How to Approach the Silent Epidemic of NAFLD and NASH

In a perfect world, we find the hidden answers to difficult questions and solve puzzles that have previously had no solution. Included in this scenario, is finding treatment options for worsening disease states that have no known cure such as, Non-Alcoholic Fatty Liver Disease (NAFLD) and Non-Alcoholic Steatohepatitis (NASH).

NAFLD and NASH have reached epidemic proportions, continuing to worsen over time given its close association with Type 2 Diabetes (T2D) and obesity. It has also become a major public health issue due to a combination of increasing disease burden, limited disease awareness, and an incomplete understanding of the natural history of this disease. While our “imperfect world” has yet to solve the conundrum that is NAFLD and NASH, the medical research being conducted by integrated research providers, such as ObjectiveHealth, are inching us closer to a medical therapy for this disease process.

According to the American Liver Foundation, it is estimated that NAFLD affects up to 25% of Americans, and 12-14% of these will get some degree of NASH. Despite this prevalence, awareness remains limited, with less than 5% of NAFLD patients are aware of their disease.

To further raise awareness of impending gastrointestinal disease states, Cusi et al. outlined guidelines regarding the diagnosis and management of NAFLD and NASH early. These guidelines will be key to identifying high-risk patients early at the primary-care level:

Adult Diagnosis of NAFLD/NASH

  1. High risk patients with clinically significant fibrosis scores (F2-F4) and cirrhosis need to be identified. Risk factors include obesity and diabetes and features of the metabolic syndrome (MS). This comprises some or all the following: hypertension, obesity, glucose intolerance, and hyperlipidemia, pre-diabetes or T2D, those with hepatic steatosis on any imaging study and/or persistent aminotransferase elevation (greater than 6 months). All such patients should be screened for NAFLD/NASH. Patients undergoing bariatric surgery should be evaluated for the presence and severity of NASH, and a liver biopsy should be considered at the time of surgery.
  2. Biomarkers/liver fibrosis predictors.

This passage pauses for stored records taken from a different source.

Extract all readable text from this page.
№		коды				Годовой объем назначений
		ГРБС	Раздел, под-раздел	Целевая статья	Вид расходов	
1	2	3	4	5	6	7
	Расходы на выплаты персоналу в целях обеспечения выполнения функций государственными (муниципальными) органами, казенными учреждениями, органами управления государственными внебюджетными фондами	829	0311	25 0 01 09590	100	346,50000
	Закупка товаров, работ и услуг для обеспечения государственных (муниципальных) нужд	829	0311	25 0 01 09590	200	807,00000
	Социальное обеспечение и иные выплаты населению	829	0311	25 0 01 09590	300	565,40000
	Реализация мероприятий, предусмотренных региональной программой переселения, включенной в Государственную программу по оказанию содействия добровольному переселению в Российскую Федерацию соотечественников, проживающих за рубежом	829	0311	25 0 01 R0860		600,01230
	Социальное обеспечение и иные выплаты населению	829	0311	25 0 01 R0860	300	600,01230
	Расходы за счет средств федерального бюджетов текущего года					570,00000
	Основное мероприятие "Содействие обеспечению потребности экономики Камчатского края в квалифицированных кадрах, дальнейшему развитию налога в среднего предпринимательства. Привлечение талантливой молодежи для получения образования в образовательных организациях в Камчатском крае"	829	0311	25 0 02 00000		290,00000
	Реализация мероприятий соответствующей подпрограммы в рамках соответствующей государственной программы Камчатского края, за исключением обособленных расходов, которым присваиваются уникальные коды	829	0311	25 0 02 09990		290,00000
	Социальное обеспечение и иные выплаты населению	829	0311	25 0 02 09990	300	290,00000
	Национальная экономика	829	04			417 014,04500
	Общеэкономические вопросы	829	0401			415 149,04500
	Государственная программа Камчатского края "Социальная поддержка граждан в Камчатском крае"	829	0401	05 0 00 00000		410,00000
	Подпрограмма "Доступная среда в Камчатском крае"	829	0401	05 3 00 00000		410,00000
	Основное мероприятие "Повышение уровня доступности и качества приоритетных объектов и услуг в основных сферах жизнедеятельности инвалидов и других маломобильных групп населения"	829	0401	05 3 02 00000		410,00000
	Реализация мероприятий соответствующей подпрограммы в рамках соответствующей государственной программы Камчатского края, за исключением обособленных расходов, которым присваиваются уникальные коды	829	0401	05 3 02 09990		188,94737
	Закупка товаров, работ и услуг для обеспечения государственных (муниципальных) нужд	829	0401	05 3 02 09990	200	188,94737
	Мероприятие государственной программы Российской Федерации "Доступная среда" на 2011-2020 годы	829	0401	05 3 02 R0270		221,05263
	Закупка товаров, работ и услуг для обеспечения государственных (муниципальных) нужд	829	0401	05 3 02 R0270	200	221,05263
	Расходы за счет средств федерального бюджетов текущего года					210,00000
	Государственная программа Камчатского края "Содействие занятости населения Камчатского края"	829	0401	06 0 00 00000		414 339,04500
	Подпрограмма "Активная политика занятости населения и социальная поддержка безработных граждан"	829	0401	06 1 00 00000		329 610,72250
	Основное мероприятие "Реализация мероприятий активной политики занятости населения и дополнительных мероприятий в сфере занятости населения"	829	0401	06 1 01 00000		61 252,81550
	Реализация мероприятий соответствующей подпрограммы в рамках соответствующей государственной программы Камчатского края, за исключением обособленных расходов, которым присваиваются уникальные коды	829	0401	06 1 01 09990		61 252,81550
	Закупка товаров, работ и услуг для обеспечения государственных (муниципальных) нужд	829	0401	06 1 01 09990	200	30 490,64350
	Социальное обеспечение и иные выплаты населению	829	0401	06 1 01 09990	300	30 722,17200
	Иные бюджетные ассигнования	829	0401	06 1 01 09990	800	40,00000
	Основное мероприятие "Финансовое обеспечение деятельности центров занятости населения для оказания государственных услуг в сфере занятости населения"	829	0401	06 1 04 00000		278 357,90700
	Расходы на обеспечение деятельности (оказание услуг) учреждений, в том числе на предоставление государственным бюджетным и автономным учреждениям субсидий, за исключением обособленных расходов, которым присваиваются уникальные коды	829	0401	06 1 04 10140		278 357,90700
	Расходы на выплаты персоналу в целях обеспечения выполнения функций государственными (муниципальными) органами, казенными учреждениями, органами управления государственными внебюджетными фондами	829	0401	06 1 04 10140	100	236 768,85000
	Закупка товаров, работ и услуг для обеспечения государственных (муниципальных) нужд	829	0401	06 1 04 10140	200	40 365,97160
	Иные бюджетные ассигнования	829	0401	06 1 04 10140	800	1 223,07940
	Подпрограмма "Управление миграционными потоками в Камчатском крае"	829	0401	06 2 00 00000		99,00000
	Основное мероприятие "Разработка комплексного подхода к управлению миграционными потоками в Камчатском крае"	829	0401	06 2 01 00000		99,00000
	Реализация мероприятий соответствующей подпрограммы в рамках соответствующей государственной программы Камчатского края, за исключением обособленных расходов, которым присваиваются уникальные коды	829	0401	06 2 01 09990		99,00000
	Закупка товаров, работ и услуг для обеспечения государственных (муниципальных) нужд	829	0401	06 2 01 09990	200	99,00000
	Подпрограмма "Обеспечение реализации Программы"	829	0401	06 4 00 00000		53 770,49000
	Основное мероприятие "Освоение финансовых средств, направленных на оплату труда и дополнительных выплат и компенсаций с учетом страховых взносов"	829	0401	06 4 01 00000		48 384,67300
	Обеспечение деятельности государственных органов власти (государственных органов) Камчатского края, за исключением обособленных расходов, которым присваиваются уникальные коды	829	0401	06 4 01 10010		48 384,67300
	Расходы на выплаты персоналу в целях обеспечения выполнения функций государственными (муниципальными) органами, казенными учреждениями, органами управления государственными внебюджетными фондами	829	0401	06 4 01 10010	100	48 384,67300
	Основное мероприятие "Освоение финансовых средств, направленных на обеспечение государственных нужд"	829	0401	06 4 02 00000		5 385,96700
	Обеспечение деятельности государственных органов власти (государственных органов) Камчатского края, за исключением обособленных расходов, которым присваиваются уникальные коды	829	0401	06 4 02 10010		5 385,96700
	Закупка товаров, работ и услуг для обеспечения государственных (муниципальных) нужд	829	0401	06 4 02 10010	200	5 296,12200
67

The preferred test is the FIB-4 (calculated using age, AST, ALT and platelet number). Those with elevated or indeterminate FIB-4 scores should have a further workup with LSM (liver stiffness measurement) or ELF test (blood test calculated using levels of metalloproteinase I, aminoterminal propeptide III, procollagen, and hyaluronic acid).
  3. Best imaging studies for NAFLD/NASH include vibration controlled transient elastography, which is the best non-invastive validated test to identify advanced disease and predict liver related outcomes. Alternative approaches could include shear wave elastography and magnetic resonance elastography (most accurate but high cost and limited availability). Consider input from a gastroenterologist or hepatologist for patients with indeterminate results and those who have evidence of advanced disease.

Screening and Triage in NAFLD/NASH

  1. All previously identified high risk patients should be screened for clinically significant fibrosis.
  2. All T2D patients should be screened using FIB-4, even if they have normal liver related enzymes.
  3. Type 1 diabetics should be screened using FIB-4 only if there are risk factors such as obesity, features of the metabolic syndrome, elevated aminotransferases, or hepatic steatosis on imaging.
  4. Patients with persistently elevated aminotransferases and/or hepatic steatosis on imaging and indeterminate risk or high risk (FIB-4, LSM, or ELF) should be referred to a gastroenterologist or hepatologist for further assessment which may include a liver biopsy. Clinicians should refer patients with evidence of advanced liver disease (ascites, hepatic encephalopathy, esophageal varices, or evidence of hepatic synthetic dysfunction) to a gastroenterologist or hepatologist for further management.

Management in Adults with NAFLD/NASH

  1. All patients with NAFLD/NASH that are obese, have characteristics of the MS, prediabetes, T2D, dyslipidemia, hypertension, and cardiovascular disease should be aggressively managed based on the current standards of care. This strategy will hopefully mitigate cardiometabolic risk and extrahepatic complications.
  2. Clinicians should recommend lifestyle modifications in patients with obesity and NAFLD/NASH, with a goal of at least 5%, preferrable greater than 10% weight loss (more weight loss associated with greater histologic and cardiometabolic benefit). Participation in a structured weight loss program should be encouraged.
  3. Dietary modification in NAFLD/NASH patients with adoption of healthy eating patterns, such as the Mediterranean diet should be recommended. Reduction of dietary macronutrient content to induce an energy deficit, with restriction of saturated fats, starch, and added sugar, is a sound strategy.
  4. In NAFLD/NASH patients, clinicians must encourage physical activity that improves body composition and cardiovascular health. Participation in a structured regimen should be recommended. Any program should be tailored to the patient’s lifestyle and personal needs.

Medications Proven Effective for Treating Hepatic and Cardiometabolic Conditions Associated Conditions Associated with NAFLD/NASH

  1. Poiglitazone and GLP-1 RAs may be recommended in patients with T2D and biopsy proven NASH
  2. Clinicians may consider treating T2D patients with Poiglitazone and/or GLP-1 RAs when there is an increased likelihood of having NASH based on elevated plasma aminotransferase levels and non-invasive tests.
  3. In patients with T2D and NASH, clinicians may consider treatment with GLP-1 RAs, Poiglitazone, or SGLT2 inhibitors. This strategy is likely to offer cardiometabolic benefit, but there is no benefit for the treatment of steatohepatitis with SGLT2 inhibitors.
  4. Metformin, acarbose, dipeptidyl peptidase IV inhibitors, and insulin are not recommended for the treatment of steatohepatitis (no benefit on hepatocyte necrosis or inflammation).
  5. Vitamin E therapy may be considered for the treatment of NAFLD/NASH in patients without T2D, but there is not enough evidence presently to recommend for patients with T2D or advanced fibrosis.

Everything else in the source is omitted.